Me chamo Alice, tenho 46 anos e moro no bairro de Petrópolis já há uns 15 anos. Antes morava no bairro de São Raimundo. Minha história é a seguinte: sou a caçula de três irmãos e perdi minha mãe muito cedo, na verdade ela morreu por complicações no parto ao dar-me à luz. Ela teve eclâmpsia na hora que eu estava nascendo e os médicos tiveram que decidir entre me salvar ou salvar a vida de mamãe.
Não é necessário dizer que carreguei essa culpa por boa parte da minha vida, embora papai sempre tentasse tirar isso da minha cabeça, dizendo que se houvesse chance dela ser salva, os médicos a teriam salvado, pois nesses casos eles optam por quem tem maior chance de sobrevivência.
Mesmo assim carreguei essa culpa. O tempo passou, eu cresci e minhas feridas sararam um pouco. Casei e quase esqueci o trauma. Meu pai casou de novo e seguiu a vida dele. Um dia, estávamos sem dinheiro e alguém chegou e fez uma oferta para comprar a sepultura da mamãe – ela está enterrada no Cemitério de Santa Helena, em São Raimundo.
Papai nos procurou e disse que faríamos a transferência dos ossos da mamãe (se ainda houve ossos pois já fazem quarenta e seis anos desde que ela morreu) para o Cemitério Parque Tarumã e o dinheiro seria dividido entre ele e meus irmãos: era R$ 30 mil.
Pensamos e decidimos vender. Meu marido trabalha e eu também e instalamos várias câmeras pela casa pois temos uma filha pequena e mesmo ela tendo uma babá, preferimos não arriscar. Ele também tem umas fantasias de casal e instalou uma câmera em nosso quarto.
Dois dias antes da venda, fomos ver as gravações: todas estavam lá, desde eu arrumando os lençóis até às brincadeiras que ele fazia, de salpicar água nas minhas costas…
No final, havia uma imagem.
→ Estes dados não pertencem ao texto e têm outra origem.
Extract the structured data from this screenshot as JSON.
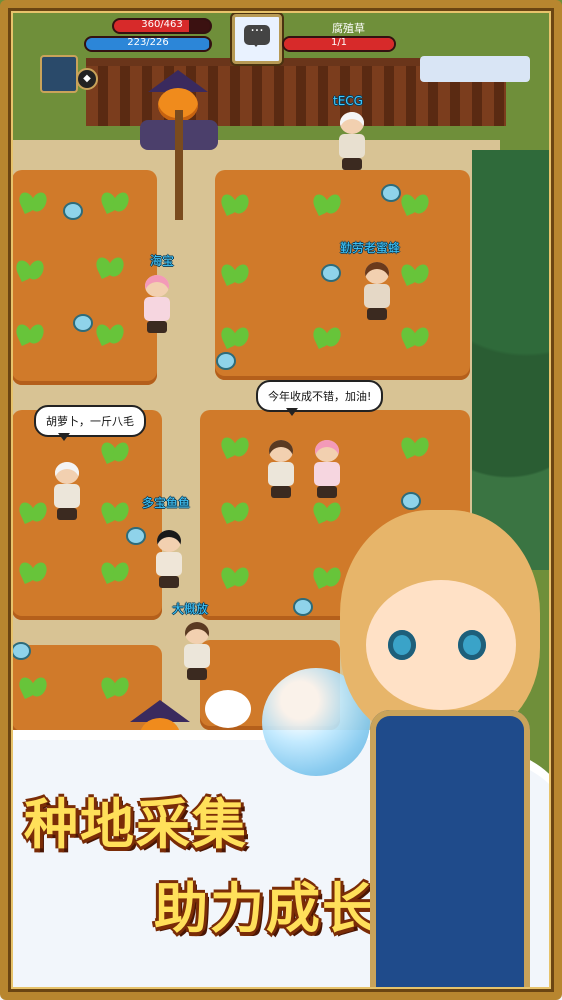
{
  "hud": {
    "hp_text": "360/463",
    "mp_text": "223/226",
    "target_name": "腐殖草",
    "target_hp_text": "1/1"
  },
  "players": {
    "tecg": "tECG",
    "haibao": "海宝",
    "qinlao": "勤劳老蜜蜂",
    "duobao": "多宝鱼鱼",
    "dagai": "大概放"
  },
  "speech": {
    "left": "胡萝卜，一斤八毛",
    "right": "今年收成不错，加油!"
  },
  "slogan": {
    "line1": "种地采集",
    "line2": "助力成长"
  },
  "icons": {
    "chat": "chat-bubble-icon",
    "avatar": "ellipsis-chat-icon"
  },
  "colors": {
    "hp": "#d72a2a",
    "mp": "#2c86d8",
    "name": "#3ec8ff",
    "slogan_fill": "#ffe05a",
    "slogan_outline": "#7a2c07"
  }
}
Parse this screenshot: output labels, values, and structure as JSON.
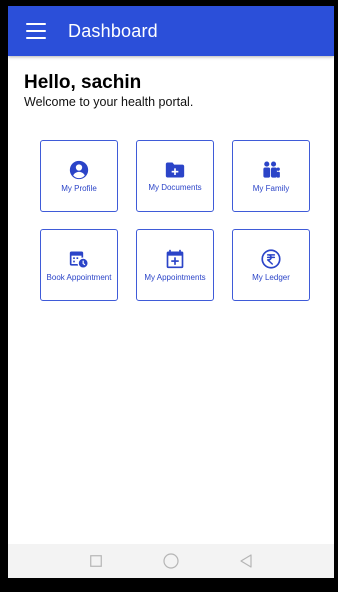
{
  "appbar": {
    "title": "Dashboard",
    "background_color": "#2b4fd9",
    "menu_icon": "menu-icon"
  },
  "greeting": {
    "hello": "Hello, sachin",
    "subtitle": "Welcome to your health portal."
  },
  "tiles": [
    {
      "label": "My Profile",
      "icon": "account-circle-icon"
    },
    {
      "label": "My Documents",
      "icon": "folder-plus-icon"
    },
    {
      "label": "My Family",
      "icon": "family-icon"
    },
    {
      "label": "Book Appointment",
      "icon": "calendar-clock-icon"
    },
    {
      "label": "My Appointments",
      "icon": "calendar-plus-icon"
    },
    {
      "label": "My Ledger",
      "icon": "rupee-icon"
    }
  ],
  "colors": {
    "accent": "#2b4fd9",
    "tile_border": "#3f5bd8",
    "tile_text": "#2b44c8"
  },
  "navbar": {
    "buttons": [
      "recent-apps-icon",
      "home-icon",
      "back-icon"
    ]
  }
}
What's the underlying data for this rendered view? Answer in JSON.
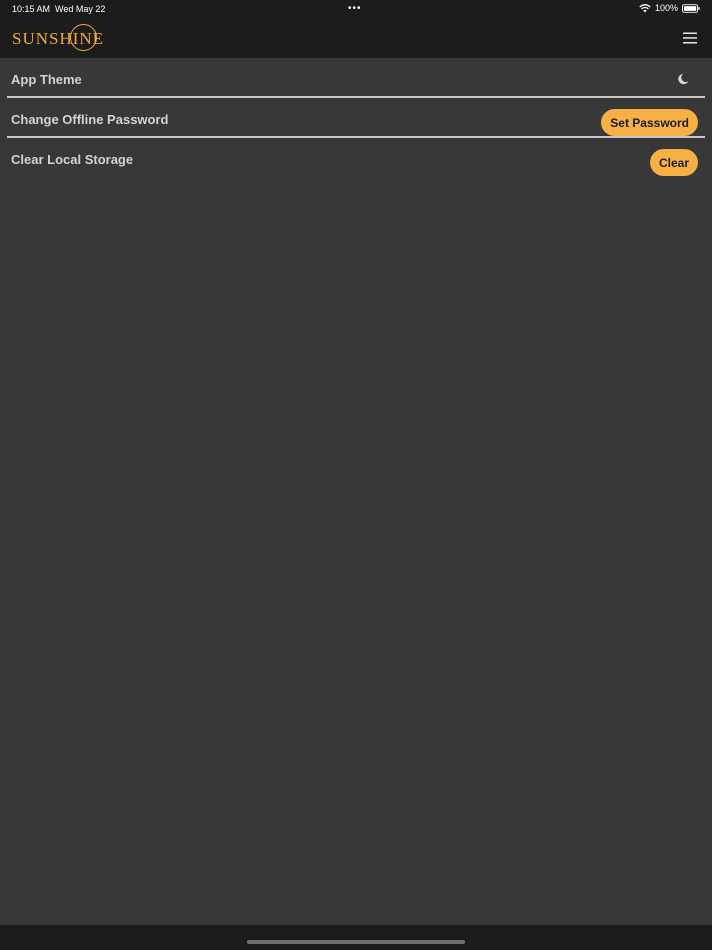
{
  "status_bar": {
    "time": "10:15 AM",
    "date": "Wed May 22",
    "dots": "•••",
    "battery": "100%"
  },
  "header": {
    "logo": "SUNSHINE",
    "brand_color": "#f2a93b",
    "menu_icon": "hamburger-menu-icon"
  },
  "settings": {
    "theme_label": "App Theme",
    "theme_icon": "moon-icon",
    "password_label": "Change Offline Password",
    "password_button": "Set Password",
    "storage_label": "Clear Local Storage",
    "storage_button": "Clear"
  },
  "colors": {
    "background": "#383838",
    "bar": "#1c1c1c",
    "accent_button": "#f7b045",
    "label_text": "#d3d3d3"
  }
}
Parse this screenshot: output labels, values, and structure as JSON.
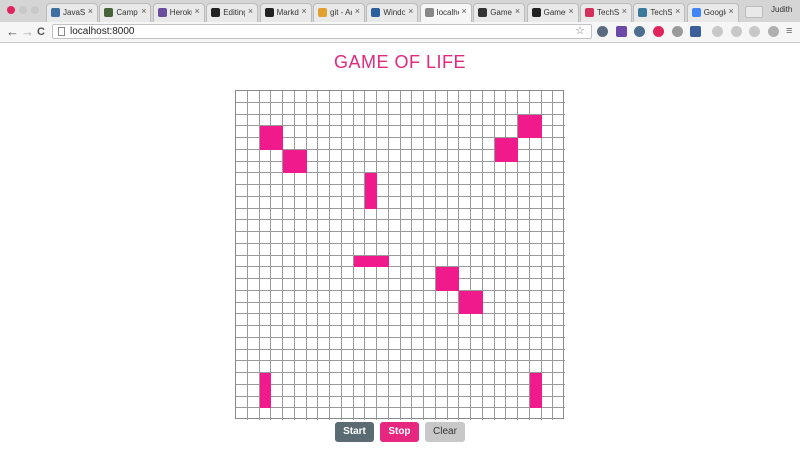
{
  "browser": {
    "tabs": [
      {
        "label": "JavaSc",
        "favicon_color": "#3e6fa0"
      },
      {
        "label": "Camper",
        "favicon_color": "#46643a"
      },
      {
        "label": "Heroku",
        "favicon_color": "#6a4e9b"
      },
      {
        "label": "Editing",
        "favicon_color": "#222222"
      },
      {
        "label": "Markdo",
        "favicon_color": "#222222"
      },
      {
        "label": "git - Ad",
        "favicon_color": "#e0a030"
      },
      {
        "label": "Windo",
        "favicon_color": "#2c5f9e"
      },
      {
        "label": "localho",
        "favicon_color": "#888888",
        "active": true
      },
      {
        "label": "Game o",
        "favicon_color": "#333333"
      },
      {
        "label": "GameO",
        "favicon_color": "#222222"
      },
      {
        "label": "TechSh",
        "favicon_color": "#d42e5b"
      },
      {
        "label": "TechSh",
        "favicon_color": "#3c7a9c"
      },
      {
        "label": "Google",
        "favicon_color": "#4285f4"
      }
    ],
    "tab_close_glyph": "×",
    "profile_label": "Judith",
    "url": "localhost:8000",
    "back_glyph": "←",
    "forward_glyph": "→",
    "reload_glyph": "C",
    "star_glyph": "☆",
    "menu_glyph": "≡"
  },
  "game": {
    "title": "GAME OF LIFE",
    "grid_size": 28,
    "live_cells": [
      [
        2,
        24
      ],
      [
        2,
        25
      ],
      [
        3,
        2
      ],
      [
        3,
        3
      ],
      [
        3,
        24
      ],
      [
        3,
        25
      ],
      [
        4,
        2
      ],
      [
        4,
        3
      ],
      [
        4,
        22
      ],
      [
        4,
        23
      ],
      [
        5,
        4
      ],
      [
        5,
        5
      ],
      [
        5,
        22
      ],
      [
        5,
        23
      ],
      [
        6,
        4
      ],
      [
        6,
        5
      ],
      [
        7,
        11
      ],
      [
        8,
        11
      ],
      [
        9,
        11
      ],
      [
        14,
        10
      ],
      [
        14,
        11
      ],
      [
        14,
        12
      ],
      [
        15,
        17
      ],
      [
        15,
        18
      ],
      [
        16,
        17
      ],
      [
        16,
        18
      ],
      [
        17,
        19
      ],
      [
        17,
        20
      ],
      [
        18,
        19
      ],
      [
        18,
        20
      ],
      [
        24,
        2
      ],
      [
        25,
        2
      ],
      [
        26,
        2
      ],
      [
        24,
        25
      ],
      [
        25,
        25
      ],
      [
        26,
        25
      ]
    ],
    "buttons": {
      "start": "Start",
      "stop": "Stop",
      "clear": "Clear"
    },
    "colors": {
      "alive": "#f01a8c",
      "title": "#e0297f",
      "start_button": "#5b6b74",
      "stop_button": "#e6267f"
    }
  }
}
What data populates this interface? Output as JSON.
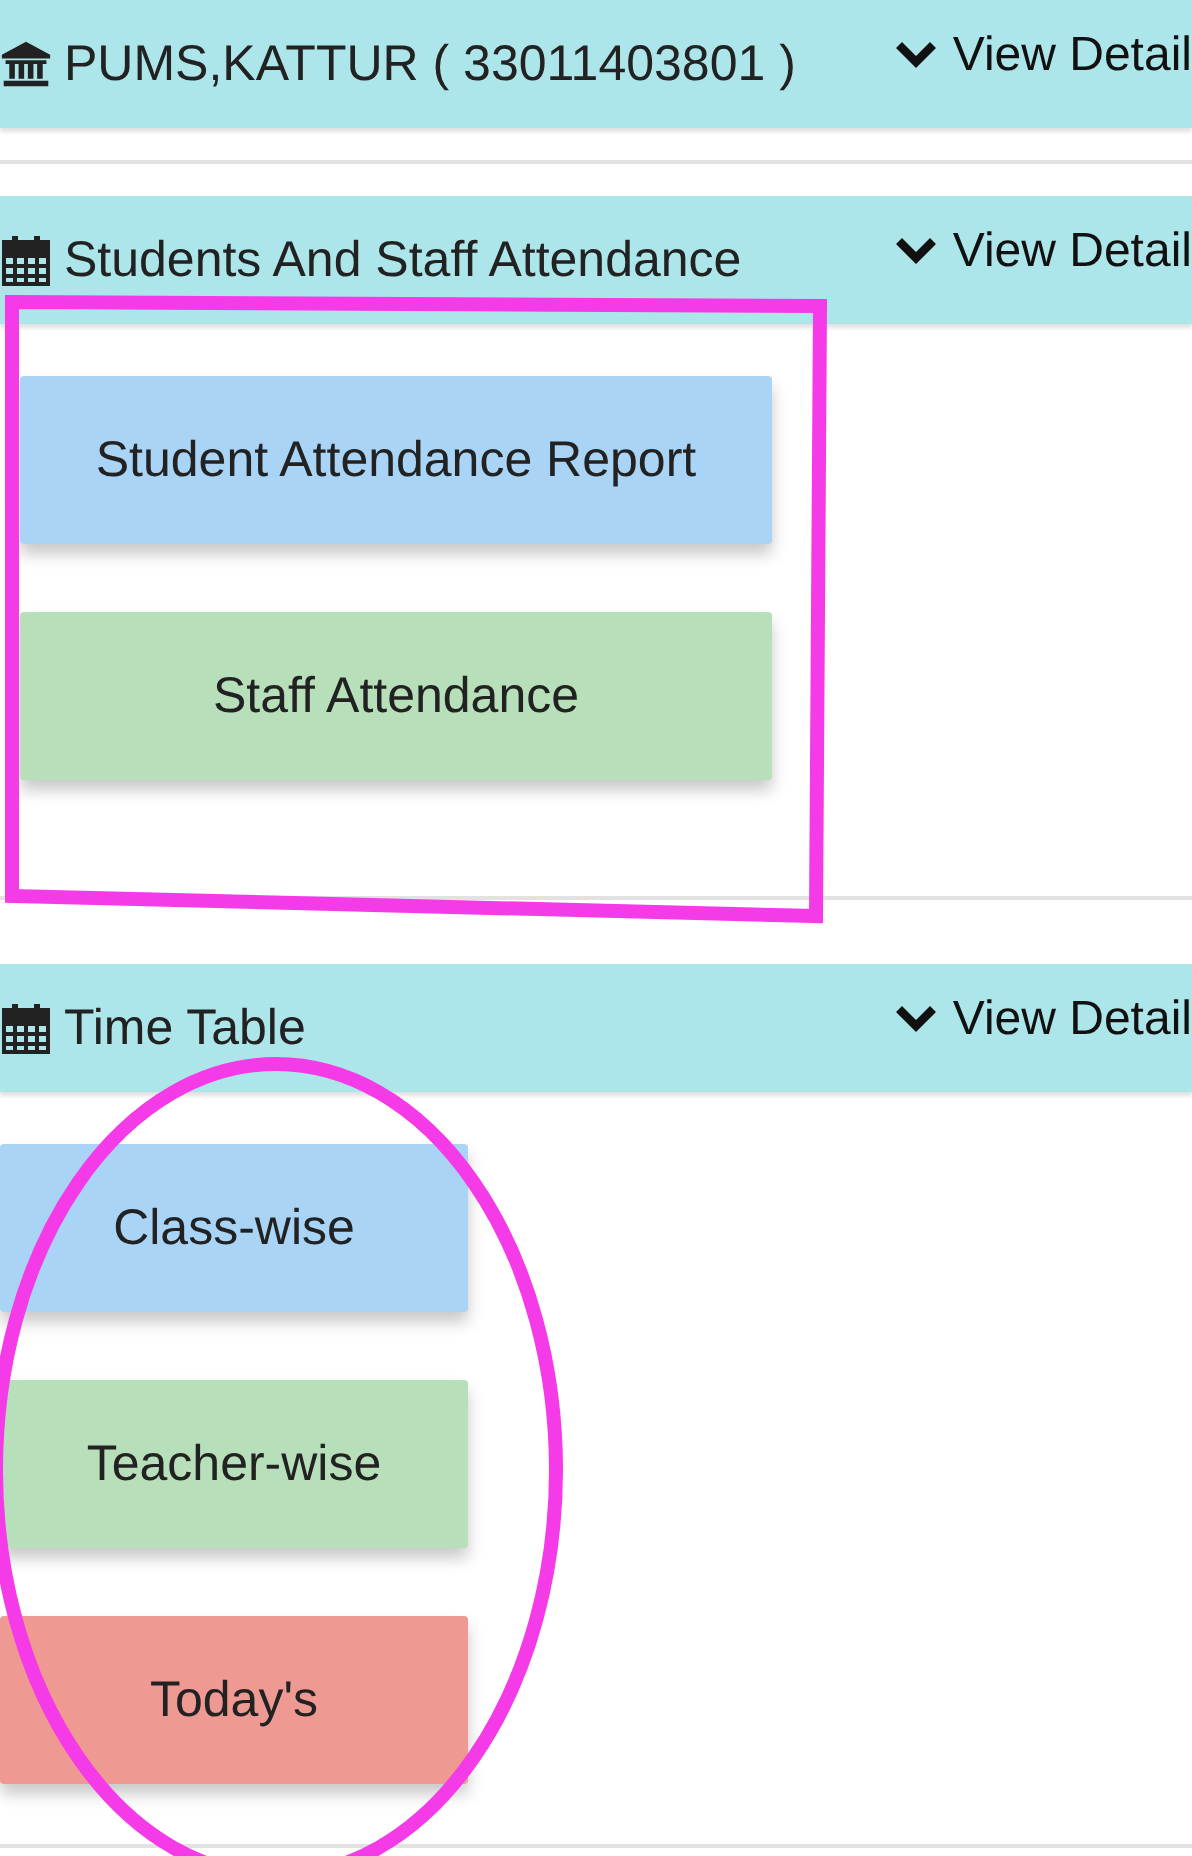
{
  "panels": [
    {
      "kind": "school",
      "title": "PUMS,KATTUR ( 33011403801 )",
      "toggle": "View Detail"
    },
    {
      "kind": "attendance",
      "title": "Students And Staff Attendance",
      "toggle": "View Detail",
      "buttons": [
        {
          "label": "Student Attendance Report",
          "color": "#a9d4f5"
        },
        {
          "label": "Staff Attendance",
          "color": "#b7dfb9"
        }
      ]
    },
    {
      "kind": "timetable",
      "title": "Time Table",
      "toggle": "View Detail",
      "buttons": [
        {
          "label": "Class-wise",
          "color": "#a9d4f5"
        },
        {
          "label": "Teacher-wise",
          "color": "#b7dfb9"
        },
        {
          "label": "Today's",
          "color": "#ee9a93"
        }
      ]
    }
  ]
}
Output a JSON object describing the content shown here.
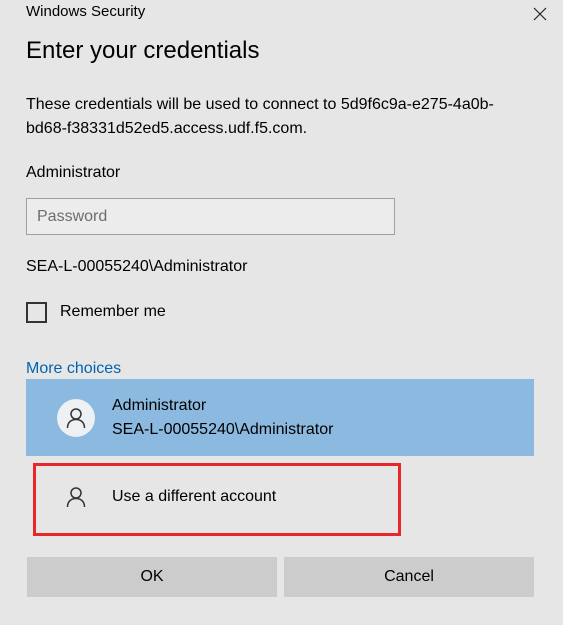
{
  "window": {
    "title": "Windows Security",
    "close_icon": "close-icon"
  },
  "dialog": {
    "heading": "Enter your credentials",
    "description": "These credentials will be used to connect to 5d9f6c9a-e275-4a0b-bd68-f38331d52ed5.access.udf.f5.com.",
    "username": "Administrator",
    "password_placeholder": "Password",
    "password_value": "",
    "domain_user": "SEA-L-00055240\\Administrator",
    "remember_label": "Remember me",
    "remember_checked": false,
    "more_choices_label": "More choices"
  },
  "accounts": [
    {
      "name": "Administrator",
      "detail": "SEA-L-00055240\\Administrator",
      "selected": true,
      "icon": "user-icon"
    },
    {
      "name": "Use a different account",
      "selected": false,
      "icon": "user-icon"
    }
  ],
  "buttons": {
    "ok_label": "OK",
    "cancel_label": "Cancel"
  },
  "colors": {
    "background": "#e6e6e6",
    "selected_account": "#8cb9df",
    "link": "#0063b1",
    "highlight_border": "#e8262b",
    "button": "#cccccc"
  }
}
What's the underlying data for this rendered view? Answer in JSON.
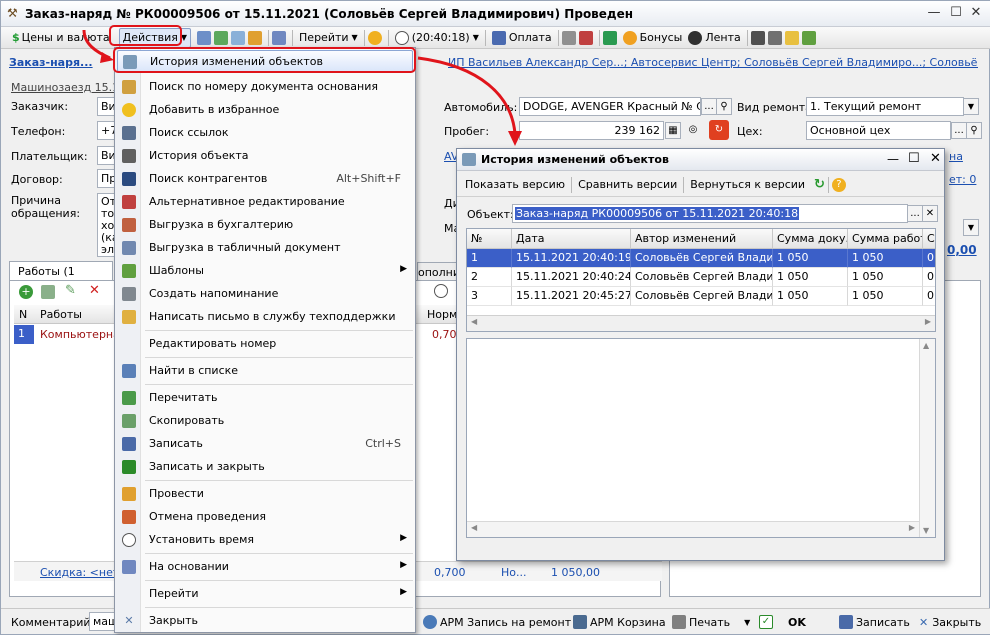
{
  "window": {
    "title": "Заказ-наряд № РК00009506 от 15.11.2021 (Соловьёв Сергей Владимирович) Проведен"
  },
  "toolbar": {
    "prices_currency": "Цены и валюта",
    "actions": "Действия",
    "go": "Перейти",
    "time": "(20:40:18)",
    "payment": "Оплата",
    "bonuses": "Бонусы",
    "tape": "Лента"
  },
  "form": {
    "tab_label": "Заказ-наря...",
    "header_link": "Машинозаезд 15.11",
    "org_link": "ИП Васильев Александр Сер...; Автосервис Центр; Соловьёв Сергей Владимиро...; Соловьёв Серге...",
    "customer_label": "Заказчик:",
    "customer_value": "Ви",
    "phone_label": "Телефон:",
    "phone_value": "+7",
    "payer_label": "Плательщик:",
    "payer_value": "Ви",
    "contract_label": "Договор:",
    "contract_value": "Пр",
    "reason_label": "Причина обращения:",
    "reason_lines": [
      "От",
      "тор",
      "хол",
      "(ка",
      "эл"
    ],
    "car_label": "Автомобиль:",
    "car_value": "DODGE, AVENGER Красный № С3",
    "mileage_label": "Пробег:",
    "mileage_value": "239 162",
    "repair_type_label": "Вид ремонта:",
    "repair_type_value": "1. Текущий ремонт",
    "shop_label": "Цех:",
    "shop_value": "Основной цех",
    "av_link": "AV",
    "di_label": "Ди",
    "ma_label": "Ма",
    "right_link_1": "на",
    "right_link_2": "ет: 0",
    "right_link_3": "0,00",
    "works_tab": "Работы (1 поз.)",
    "extra_tab": "ополнит",
    "col_n": "N",
    "col_works": "Работы",
    "col_norm": "Норм.",
    "row_n": "1",
    "row_work": "Компьютерная",
    "row_norm": "0,70",
    "discount": "Скидка: <нет>",
    "sum_norm": "0,700",
    "sum_no": "Но...",
    "sum_total": "1 050,00",
    "comment_label": "Комментарий:",
    "comment_value": "маш"
  },
  "menu": {
    "items": [
      {
        "label": "История изменений объектов"
      },
      {
        "label": "Поиск по номеру документа основания"
      },
      {
        "label": "Добавить в избранное"
      },
      {
        "label": "Поиск ссылок"
      },
      {
        "label": "История объекта"
      },
      {
        "label": "Поиск контрагентов",
        "shortcut": "Alt+Shift+F"
      },
      {
        "label": "Альтернативное редактирование"
      },
      {
        "label": "Выгрузка в бухгалтерию"
      },
      {
        "label": "Выгрузка в табличный документ"
      },
      {
        "label": "Шаблоны"
      },
      {
        "label": "Создать напоминание"
      },
      {
        "label": "Написать письмо в службу техподдержки"
      },
      {
        "label": "Редактировать номер"
      },
      {
        "label": "Найти в списке"
      },
      {
        "label": "Перечитать"
      },
      {
        "label": "Скопировать"
      },
      {
        "label": "Записать",
        "shortcut": "Ctrl+S"
      },
      {
        "label": "Записать и закрыть"
      },
      {
        "label": "Провести"
      },
      {
        "label": "Отмена проведения"
      },
      {
        "label": "Установить время"
      },
      {
        "label": "На основании"
      },
      {
        "label": "Перейти"
      },
      {
        "label": "Закрыть"
      }
    ]
  },
  "dialog": {
    "title": "История изменений объектов",
    "show_version": "Показать версию",
    "compare": "Сравнить версии",
    "revert": "Вернуться к версии",
    "object_label": "Объект:",
    "object_value": "Заказ-наряд РК00009506 от 15.11.2021 20:40:18",
    "columns": [
      "№",
      "Дата",
      "Автор изменений",
      "Сумма доку...",
      "Сумма работ",
      "С"
    ],
    "rows": [
      [
        "1",
        "15.11.2021 20:40:19",
        "Соловьёв Сергей Влади...",
        "1 050",
        "1 050",
        "0"
      ],
      [
        "2",
        "15.11.2021 20:40:24",
        "Соловьёв Сергей Влади...",
        "1 050",
        "1 050",
        "0"
      ],
      [
        "3",
        "15.11.2021 20:45:27",
        "Соловьёв Сергей Влади...",
        "1 050",
        "1 050",
        "0"
      ]
    ]
  },
  "bottom": {
    "arm_repair": "АРМ Запись на ремонт",
    "arm_cart": "АРМ Корзина",
    "print": "Печать",
    "ok": "OK",
    "save": "Записать",
    "close": "Закрыть"
  }
}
Não como as outras, mas muito antiga, como se tivesse sido gravada há muitos anos. Na imagem estava eu deitada, ainda criança e a imagem etérea da mamãe, me acariciando.
Caí as prantos e entendi aquilo como um sinal de que não era para vender a sepultura e, mais ainda, que mamãe nunca me culpou pela morte dela e esteve do meu lado, não sei como, durante toda minha adolescência e agora, como adulta.